The One You Least Suspect is built around that idea. Katie, a bar maid in Derry, is forced into an impossible situation, trapped between a criminal gang for whom she (unwittingly) works, and police officers who are happy to use her to get intel on her employers, even if it puts her life at risk. How can she keep both happy – saying something and nothing at the same time while not drawing attention to herself.
Informers and double agents loom large in our violent history - most famously the double-agent called Stakeknife, a British military agent who was also a senior member of the IRA security unit, the ‘nutting squad’, tasked with finding and interrogating informers. Between 1978 and 1994, over 40 people were killed by the IRA for being alleged informants, murders which, the BBC says, “were often allowed to take place despite state security force surveillance.” That said, while the book is concerned with the use of informants, it is rooted in post-ceasefire years where, for the most part, criminality has replaced political ideology and yet where, I fear, the younger generation, having not experiencing our history first hand, has not yet learned from it either.

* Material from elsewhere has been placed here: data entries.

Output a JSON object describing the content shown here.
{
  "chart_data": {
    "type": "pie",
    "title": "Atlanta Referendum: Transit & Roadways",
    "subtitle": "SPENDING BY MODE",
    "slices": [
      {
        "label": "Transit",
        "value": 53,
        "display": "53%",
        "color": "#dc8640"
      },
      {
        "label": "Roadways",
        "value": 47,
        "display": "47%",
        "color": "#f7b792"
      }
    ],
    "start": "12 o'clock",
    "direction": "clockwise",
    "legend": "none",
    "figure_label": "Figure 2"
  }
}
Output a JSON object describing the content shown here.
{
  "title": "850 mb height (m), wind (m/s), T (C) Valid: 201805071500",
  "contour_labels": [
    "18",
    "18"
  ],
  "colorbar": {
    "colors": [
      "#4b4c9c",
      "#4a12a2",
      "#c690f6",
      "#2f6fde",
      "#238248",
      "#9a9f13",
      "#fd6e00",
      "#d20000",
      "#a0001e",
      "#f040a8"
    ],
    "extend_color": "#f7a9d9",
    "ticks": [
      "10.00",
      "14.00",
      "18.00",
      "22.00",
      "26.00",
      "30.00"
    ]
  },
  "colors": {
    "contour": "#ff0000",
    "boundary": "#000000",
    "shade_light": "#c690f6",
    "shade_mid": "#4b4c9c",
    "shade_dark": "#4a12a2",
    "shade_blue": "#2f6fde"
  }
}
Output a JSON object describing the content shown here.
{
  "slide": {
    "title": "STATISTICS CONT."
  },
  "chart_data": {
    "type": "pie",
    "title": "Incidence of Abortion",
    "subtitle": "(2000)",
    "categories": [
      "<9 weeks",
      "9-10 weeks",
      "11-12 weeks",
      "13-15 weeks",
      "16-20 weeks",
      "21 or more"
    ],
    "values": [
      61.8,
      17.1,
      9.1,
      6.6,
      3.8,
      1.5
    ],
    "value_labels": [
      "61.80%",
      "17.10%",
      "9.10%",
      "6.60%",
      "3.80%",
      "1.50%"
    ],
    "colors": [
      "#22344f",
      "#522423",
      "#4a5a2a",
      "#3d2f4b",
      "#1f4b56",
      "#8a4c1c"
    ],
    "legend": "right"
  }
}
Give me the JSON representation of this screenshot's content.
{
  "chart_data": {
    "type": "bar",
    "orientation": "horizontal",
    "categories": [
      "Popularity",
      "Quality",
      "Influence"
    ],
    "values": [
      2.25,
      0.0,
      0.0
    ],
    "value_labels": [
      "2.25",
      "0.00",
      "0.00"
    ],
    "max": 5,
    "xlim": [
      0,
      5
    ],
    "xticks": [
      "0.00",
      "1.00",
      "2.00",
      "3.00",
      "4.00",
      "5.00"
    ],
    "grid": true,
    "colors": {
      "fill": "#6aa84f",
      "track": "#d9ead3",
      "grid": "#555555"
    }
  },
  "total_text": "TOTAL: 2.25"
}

The idea that law makers can also be law breakers runs through many of my books and, perhaps, is most obvious in this one where the actions of the O’Reilly crime gang and those of the officers handling Katie are paralleled. Both believe that they are right, that their actions are justified to protect the community, even as they terrorise those they claim to protect. The working title for the book was The Dirty War – a reflection of the ethical issues which the use of informants raises. That ethical dilemma is, I hope, reflected in Katie’s experience as she tries to walk a tightrope between two implacable forces, all the while retaining her own sense of herself and her principles, so as to reclaim her autonomy once more.
It is also a book about how the machinery of bureaucracy is used to disempower and force compliance. Both the O’Reillys and the police make assumptions about Katie, a working-class single mum, and believe that throwing her the odd handful of cash will buy her loyalty or withholding her benefits will force her into doing as she is told. There is, for me, no greater moral failing than exploiting others or predicating your help for them based on how it benefits you. Exploitation of the community lies at the heart of every dirty war and is central to The One You Least Suspect. Ultimately, however, I hope the book is about empowerment, of finding a way to escape such exploitation and turn the assumptions of others to your advantage. It is, I hope, a novel about an individual asserting their own identity and finding their strength in the face of adversity from all sides. And finally, it is, I hope, a pacy and claustrophobic thriller.